Alas, as the details came out, it looks like it wasn’t anything nefarious at all. To see why, we have to look at another set of details. You imagined that you would pay $100 for a stock selling for $100. But suppose you could buy it for $10 by borrowing $90. This is called buying on margin. If you have $100, you can buy ten shares of the stock by borrowing $900. How is this profitable? Suppose you have to pay 1-percent interest on the loan. Now, imagine the price of the stock doubles. If you paid the full $100 price when you bought it, you now have $200, and you are happy. But, if you bought it on margin, your ten shares of stock are worth $2000. You pay back the $900 you borrowed, plus $9 interest. You now have $1091, and you are really happy.
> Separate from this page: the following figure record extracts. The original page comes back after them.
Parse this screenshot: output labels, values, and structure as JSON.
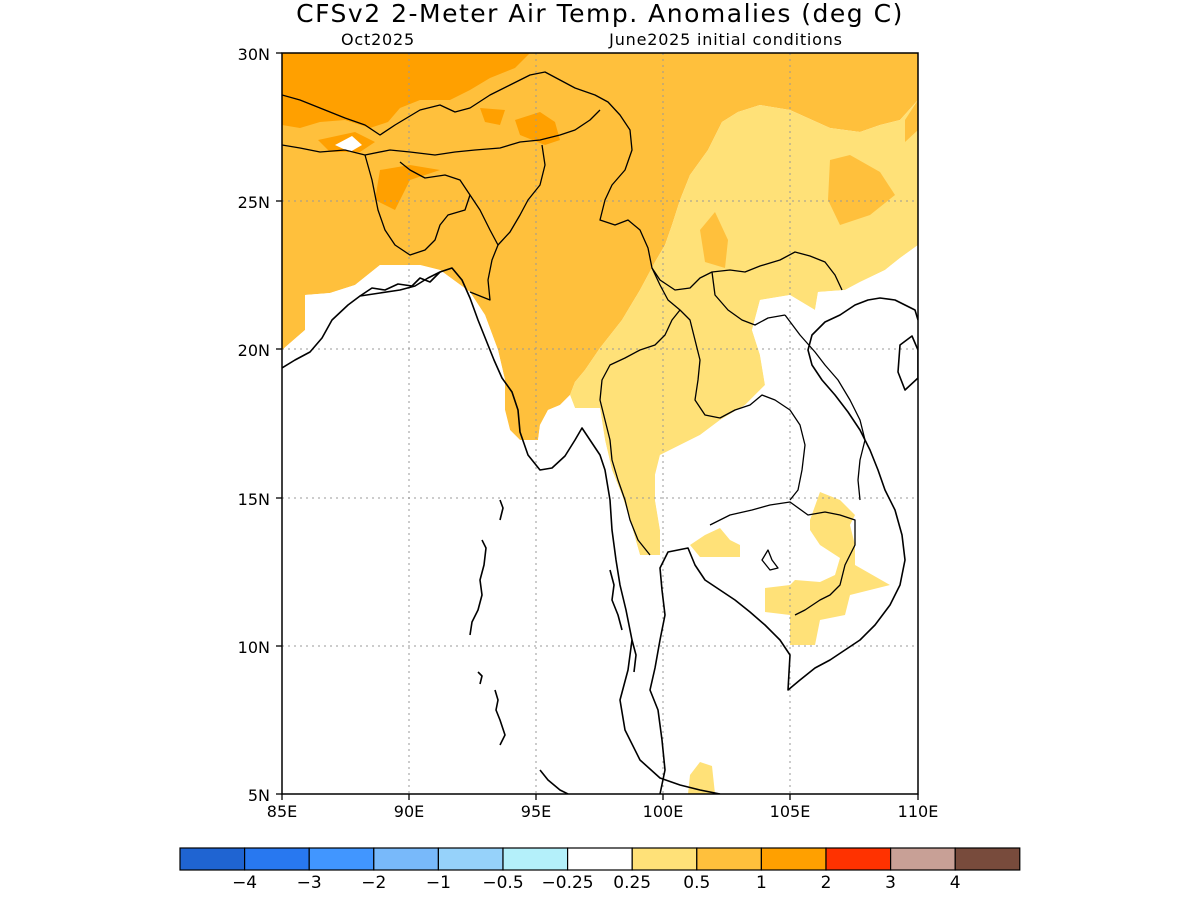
{
  "title": "CFSv2 2-Meter Air Temp. Anomalies (deg C)",
  "subtitle_left": "Oct2025",
  "subtitle_right": "June2025 initial conditions",
  "axes": {
    "lon_labels": [
      "85E",
      "90E",
      "95E",
      "100E",
      "105E",
      "110E"
    ],
    "lat_labels": [
      "30N",
      "25N",
      "20N",
      "15N",
      "10N",
      "5N"
    ],
    "lon_range": [
      85,
      110
    ],
    "lat_range": [
      5,
      30
    ],
    "grid": true
  },
  "colorbar": {
    "colors": [
      "#1f64d2",
      "#2878f0",
      "#4196ff",
      "#78b9fa",
      "#96d2fa",
      "#b4f0fa",
      "#ffffff",
      "#ffe178",
      "#ffc03c",
      "#ffa000",
      "#ff3200",
      "#c8a096",
      "#784b3c"
    ],
    "labels": [
      "-4",
      "-3",
      "-2",
      "-1",
      "-0.5",
      "-0.25",
      "0.25",
      "0.5",
      "1",
      "2",
      "3",
      "4"
    ]
  },
  "legend_colors": {
    "anomaly_0_25_to_0_5": "#ffe178",
    "anomaly_0_5_to_1": "#ffc03c",
    "anomaly_1_to_2": "#ffa000",
    "anomaly_below_0_25": "#ffffff"
  }
}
Robinhood allowed people to buy on margin. This created a problem. With the rapid increase in purchases of GameStop on margin, Robinhood’s lending was rising quickly. If the price of GameStop suddenly fell, it was quite possible that the value of the stock would be less than the amount a user borrowed. What would happen then? What if these hard-to-trace users just walked away? It didn’t take long for people to start asking whether Robinhood had enough funds to cover all these purchases. This is known as a margin call. They did not. So, Robinhood had to restrict the trading activity, because it literally did not have enough cash on hand.

Moral Lessons?

Where does this all end? Consider the “ordinary people” involved in the GameStop purchase. They started with a few thousand dollars and now they have GameStop stock worth tens of thousands. But in order to spend the funds, they have to sell their GameStop stock. What will happen when they all go to sell their stock? Time it right, and you come out ahead. Time it wrong, and you lose. This is the classic picture of a bubble. Has the Reddit frenzy changed the value of the company? A lot of people who were rejoicing at the price peak will learn that paper gains are not the same as real gains.
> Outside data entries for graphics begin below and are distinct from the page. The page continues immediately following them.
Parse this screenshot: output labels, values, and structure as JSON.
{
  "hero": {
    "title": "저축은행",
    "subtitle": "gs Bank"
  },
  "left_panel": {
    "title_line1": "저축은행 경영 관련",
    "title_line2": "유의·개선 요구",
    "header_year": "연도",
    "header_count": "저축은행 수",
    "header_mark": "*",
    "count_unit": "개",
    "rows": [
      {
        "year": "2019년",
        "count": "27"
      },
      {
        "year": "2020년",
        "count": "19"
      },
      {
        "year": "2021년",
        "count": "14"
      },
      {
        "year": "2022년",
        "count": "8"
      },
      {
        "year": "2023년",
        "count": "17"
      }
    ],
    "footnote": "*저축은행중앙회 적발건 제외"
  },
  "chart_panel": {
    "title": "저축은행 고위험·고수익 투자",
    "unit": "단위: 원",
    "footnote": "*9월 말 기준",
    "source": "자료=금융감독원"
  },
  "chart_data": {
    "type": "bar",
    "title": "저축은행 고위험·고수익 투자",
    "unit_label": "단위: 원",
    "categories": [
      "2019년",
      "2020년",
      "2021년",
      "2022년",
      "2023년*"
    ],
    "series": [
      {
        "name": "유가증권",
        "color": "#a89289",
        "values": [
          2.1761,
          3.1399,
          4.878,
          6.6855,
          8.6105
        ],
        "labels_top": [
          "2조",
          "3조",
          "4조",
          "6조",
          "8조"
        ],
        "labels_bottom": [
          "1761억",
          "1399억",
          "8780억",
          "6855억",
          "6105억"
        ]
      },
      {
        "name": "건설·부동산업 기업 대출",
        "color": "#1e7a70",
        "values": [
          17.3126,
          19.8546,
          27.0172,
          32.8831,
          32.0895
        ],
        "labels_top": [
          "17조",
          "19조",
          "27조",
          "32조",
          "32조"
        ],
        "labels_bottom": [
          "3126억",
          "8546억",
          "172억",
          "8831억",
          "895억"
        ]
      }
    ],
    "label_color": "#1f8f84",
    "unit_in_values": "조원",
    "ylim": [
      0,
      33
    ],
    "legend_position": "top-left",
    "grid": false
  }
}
What about the elites who lost? Suppose you were a hedge fund manager who was betting against GameStop when it was $18, because you thought it would fall even lower. You don’t think anything about the company has changed. You think that sooner or later, the Reddit crowd will move on to more exciting things, like the latest Call of Duty. Can you think of how to make a small fortune on a stock selling for $400 that you believe will fall to under $20 in the near future?
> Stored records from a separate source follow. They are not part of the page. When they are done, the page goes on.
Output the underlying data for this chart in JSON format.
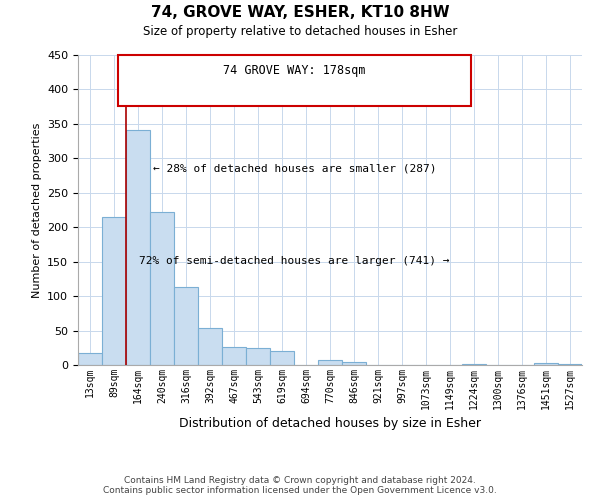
{
  "title": "74, GROVE WAY, ESHER, KT10 8HW",
  "subtitle": "Size of property relative to detached houses in Esher",
  "xlabel": "Distribution of detached houses by size in Esher",
  "ylabel": "Number of detached properties",
  "categories": [
    "13sqm",
    "89sqm",
    "164sqm",
    "240sqm",
    "316sqm",
    "392sqm",
    "467sqm",
    "543sqm",
    "619sqm",
    "694sqm",
    "770sqm",
    "846sqm",
    "921sqm",
    "997sqm",
    "1073sqm",
    "1149sqm",
    "1224sqm",
    "1300sqm",
    "1376sqm",
    "1451sqm",
    "1527sqm"
  ],
  "values": [
    18,
    215,
    341,
    222,
    113,
    53,
    26,
    25,
    20,
    0,
    7,
    5,
    0,
    0,
    0,
    0,
    2,
    0,
    0,
    3,
    2
  ],
  "bar_color": "#c9ddf0",
  "bar_edge_color": "#7bafd4",
  "vline_color": "#aa0000",
  "annotation_line1": "74 GROVE WAY: 178sqm",
  "annotation_line2": "← 28% of detached houses are smaller (287)",
  "annotation_line3": "72% of semi-detached houses are larger (741) →",
  "ylim": [
    0,
    450
  ],
  "yticks": [
    0,
    50,
    100,
    150,
    200,
    250,
    300,
    350,
    400,
    450
  ],
  "footer_line1": "Contains HM Land Registry data © Crown copyright and database right 2024.",
  "footer_line2": "Contains public sector information licensed under the Open Government Licence v3.0.",
  "background_color": "#ffffff",
  "grid_color": "#c8d8ec"
}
It is a bit premature to be celebrating the victory of the ordinary people over the elites. But is it even right to frame the question that way? After all, are Reddit Gamers morally superior to Wall Street Bankers? If so, why?


There are two possible answers. First, we could frame this as an example of greed. If the rapacious Wall Street Banker is the cartoon portrait of Greed, then Hedge Fund managers are like Greed on steroids. But what exactly is propelling all the Reddit users to try to turn $2000 into $50,000 overnight? Greed is a pretty common thing. It is one of the Seven Deadly Sins. If you want to spin this as a tale of Greed, there is not an identifiable Good Guy in the tale.


The other possible answer is that this is an example of Wall Street vs. Main Street, a trope that has a lot more currency than it should. Is using Reddit to gather a group of people using the app Robinhood to buy stock on margin an example of Wall Street or Main Street? Everything in this story, every person and every transaction, only arises because of having a well-developed and complicated financial system. This is not local butchers and bakers vs. the bankers. It is simply a bunch of people playing in a complicated financial market.

While it gives a certain amount of frisson to frame this as the Good Guys beating the Bad Guys, the details just don’t fit that story. It is really important to think about the moral implications of economic activity, but it is equally important to get the details right. A lot of harm can be done by mistaking every economic event as fitting into a predetermined moral script.